Но торопливая Нюра, у которой ничто не могло удержаться во рту, вдруг выпалила скороговоркой:
– Потому что Сергей Иваныч ему по морде дали… Из-за Нинки. К Нинке пришел один старик… И остался на ночь… А у Нинки был красный флаг… И старик все время ее мучил… А Нинка заплакала и убежала.
– Брось, Нюра, скучно, – сказал, сморщившись, Платонов.
– Одепне! (отстань) – строго приказала на жаргоне домов терпимости Тамара. Но разбежавшуюся Нюру невозможно было остановить.
– А Нинка говорит: я, говорит, ни за что с ним не останусь, хоть режьте меня на куски… всю, говорит, меня слюнями обмочил. Ну старик, понятно, пожаловался швейцару, а швейцар, понятно, давай Нинку бить.
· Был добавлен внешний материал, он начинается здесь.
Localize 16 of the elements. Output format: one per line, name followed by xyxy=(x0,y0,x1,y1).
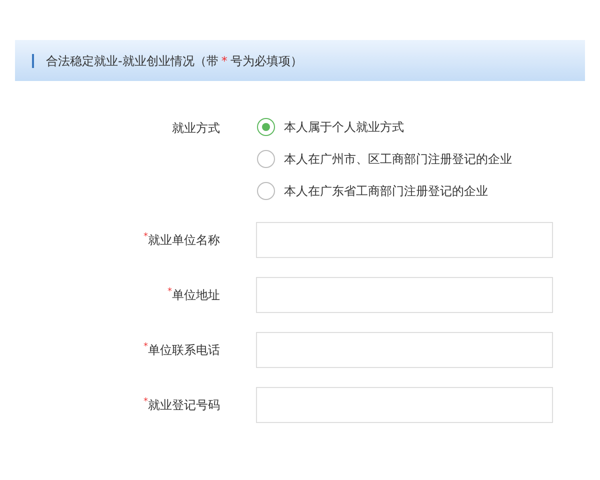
input-field[interactable] xyxy=(256,277,553,313)
field-label: *就业单位名称 xyxy=(144,231,220,249)
radio-button[interactable] xyxy=(257,118,275,136)
radio-option[interactable]: 本人在广东省工商部门注册登记的企业 xyxy=(257,182,512,200)
radio-button[interactable] xyxy=(257,182,275,200)
field-label: *就业登记号码 xyxy=(144,396,220,414)
input-field[interactable] xyxy=(256,222,553,258)
radio-option[interactable]: 本人属于个人就业方式 xyxy=(257,118,512,136)
radio-option[interactable]: 本人在广州市、区工商部门注册登记的企业 xyxy=(257,150,512,168)
field-label: 就业方式 xyxy=(172,120,220,137)
section-title: 合法稳定就业-就业创业情况（带 * 号为必填项） xyxy=(46,52,302,70)
input-field[interactable] xyxy=(256,332,553,368)
input-field[interactable] xyxy=(256,387,553,423)
radio-button[interactable] xyxy=(257,150,275,168)
field-label: *单位联系电话 xyxy=(144,341,220,359)
field-label: *单位地址 xyxy=(168,286,220,304)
А Сергей Иваныч в это время писал мне письмо домой, в провинцию, и как услышал, что Нинка кричит…
– Зоя, зажми ей рот! – сказал Платонов.
– Так сейчас вскочил и… ап!.. – И Нюрин поток мгновенно прервался, заткнутый ладонью Зои.
Все засмеялись, только Борис Собашников под шумок пробормотал с презрительным видом:
– Oh, chevalier sans peur et sans reproche! [6]
Он уже был довольно сильно пьян, стоял, прислонившись к стене, в вызывающей позе, с заложенными в карманы брюк руками, и нервно жевал папиросу.
– Это какая же Нинка? – спросил с любопытством Рамзес. – Она здесь?
6
О, рыцарь без страха и упрека! {фр.)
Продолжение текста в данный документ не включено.